MCX Gold Futures Also Trade Lower

The weakness in global bullion prices was reflected in the domestic commodities market as well.

On the Multi Commodity Exchange (MCX), gold futures fell by 0.55%, or around ₹800, trading near ₹1,44,500 per 10 grams during the session.

Market participants continued to monitor global economic developments, particularly those influencing inflation expectations and interest rate decisions.

Rising Crude Oil Prices Add Pressure

Market analysts believe that recent geopolitical developments, including tensions involving the United States and Iran, have contributed to higher crude oil prices.

An increase in crude oil prices raises concerns about inflation because higher energy costs can affect transportation, manufacturing, and consumer prices.

If inflation remains elevated, the U.S. Federal Reserve may choose to maintain higher interest rates or delay potential rate cuts. Since gold does not generate interest income, higher interest rates generally reduce its relative attractiveness compared with interest-bearing assets.

This relationship has kept upward momentum in gold prices limited despite intermittent demand for safe-haven assets.

Analysts See Consolidation in Gold

According to market experts, gold appears to be moving through a consolidation phase following recent gains.

Analysts note that geopolitical uncertainty has created mixed signals for investors. While global tensions often support demand for safe-haven assets such as gold, expectations of higher interest rates and a stronger U.S. dollar have offset part of that support.

Some analysts also believe that if crude oil prices stabilise near current levels, investors could return to gold during future price corrections.
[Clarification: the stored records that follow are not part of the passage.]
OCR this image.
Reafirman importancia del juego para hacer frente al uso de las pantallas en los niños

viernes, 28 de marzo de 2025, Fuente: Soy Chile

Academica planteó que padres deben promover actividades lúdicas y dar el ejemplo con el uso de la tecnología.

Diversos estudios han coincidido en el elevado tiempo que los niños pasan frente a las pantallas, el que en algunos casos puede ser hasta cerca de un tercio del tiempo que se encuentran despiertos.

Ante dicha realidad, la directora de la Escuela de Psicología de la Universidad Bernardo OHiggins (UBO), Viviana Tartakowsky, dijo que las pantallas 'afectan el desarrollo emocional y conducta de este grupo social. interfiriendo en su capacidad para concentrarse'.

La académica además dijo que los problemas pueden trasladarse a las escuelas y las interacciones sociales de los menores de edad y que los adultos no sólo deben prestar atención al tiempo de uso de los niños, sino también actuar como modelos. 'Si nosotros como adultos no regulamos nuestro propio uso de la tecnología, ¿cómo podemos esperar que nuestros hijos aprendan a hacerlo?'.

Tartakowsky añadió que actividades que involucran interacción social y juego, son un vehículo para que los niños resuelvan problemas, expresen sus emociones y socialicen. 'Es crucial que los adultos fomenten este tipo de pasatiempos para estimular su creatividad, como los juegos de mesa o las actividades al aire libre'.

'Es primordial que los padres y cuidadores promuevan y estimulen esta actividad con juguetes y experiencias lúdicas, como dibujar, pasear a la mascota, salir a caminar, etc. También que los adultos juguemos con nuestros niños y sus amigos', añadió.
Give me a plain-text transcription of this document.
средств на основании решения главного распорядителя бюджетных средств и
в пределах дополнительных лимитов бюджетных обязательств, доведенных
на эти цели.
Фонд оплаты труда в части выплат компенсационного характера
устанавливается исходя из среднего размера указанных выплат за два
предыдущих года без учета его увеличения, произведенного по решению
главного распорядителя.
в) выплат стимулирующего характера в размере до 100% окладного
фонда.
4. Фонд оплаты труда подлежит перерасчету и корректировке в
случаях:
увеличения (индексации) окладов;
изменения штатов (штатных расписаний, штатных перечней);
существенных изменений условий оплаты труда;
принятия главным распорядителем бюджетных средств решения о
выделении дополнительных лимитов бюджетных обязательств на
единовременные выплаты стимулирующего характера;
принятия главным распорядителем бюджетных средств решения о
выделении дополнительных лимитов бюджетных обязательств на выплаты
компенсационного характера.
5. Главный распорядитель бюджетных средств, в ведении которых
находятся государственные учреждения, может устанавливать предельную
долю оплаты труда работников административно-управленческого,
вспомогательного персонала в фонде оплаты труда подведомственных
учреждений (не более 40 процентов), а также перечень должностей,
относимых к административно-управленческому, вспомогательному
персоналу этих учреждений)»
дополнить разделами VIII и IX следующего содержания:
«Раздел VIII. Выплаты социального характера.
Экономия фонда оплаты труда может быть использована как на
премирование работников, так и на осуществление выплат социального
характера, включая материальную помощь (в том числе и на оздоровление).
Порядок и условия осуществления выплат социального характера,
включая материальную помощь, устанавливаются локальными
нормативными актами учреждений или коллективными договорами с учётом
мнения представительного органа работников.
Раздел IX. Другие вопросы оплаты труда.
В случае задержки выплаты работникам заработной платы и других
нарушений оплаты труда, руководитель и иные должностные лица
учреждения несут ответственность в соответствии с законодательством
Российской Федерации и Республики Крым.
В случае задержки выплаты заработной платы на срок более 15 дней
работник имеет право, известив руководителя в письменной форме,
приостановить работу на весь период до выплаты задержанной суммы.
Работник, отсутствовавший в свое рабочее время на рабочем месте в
However, a further rise in energy prices could strengthen inflation concerns and continue weighing on bullion.

Federal Reserve Outlook Remains a Key Driver

Investors are closely watching the U.S. Federal Reserve's monetary policy outlook.

Minutes from the Federal Reserve's latest policy meeting indicate that policymakers remain concerned about inflationary pressures. If inflation proves more persistent than expected, the central bank may maintain a restrictive policy stance for longer.

A higher interest-rate environment generally strengthens the U.S. dollar and increases bond yields, both of which can reduce investor demand for gold.

As a result, expectations regarding future Federal Reserve decisions continue to play a significant role in determining the direction of bullion prices.

HSBC Lowers Gold Price Forecast

HSBC has revised its average gold price projections for both 2026 and 2027.

The bank now expects:

  • Average gold price in 2026: $4,560 per ounce, compared with its earlier estimate of $4,864 per ounce.
  • Average gold price in 2027: $4,925 per ounce, lower than its previous forecast of $5,000 per ounce.

According to HSBC, expectations of a stronger U.S. dollar and a relatively hawkish Federal Reserve influenced the revised outlook.

The bank also expects gold prices to trade within a range of approximately $3,800 to $4,700 per ounce during the remaining months of the year. It projects prices could reach around $4,750 per ounce by year-end and potentially approach $5,025 per ounce by the end of the following year under its long-term outlook.

What Investors Should Watch

Gold prices continue to be influenced by several global factors, including:

  • U.S. Federal Reserve interest-rate decisions
  • Inflation trends
  • Crude oil price movements
  • Geopolitical developments
  • Strength of the U.S. dollar

While short-term volatility may continue, analysts advise investors to focus on their overall investment strategy rather than reacting to daily price fluctuations.

Disclaimer: This article is for informational purposes only and should not be considered investment advice. Commodity prices are subject to market risks and can change rapidly. Investors should consult a qualified financial advisor before making investment decisions.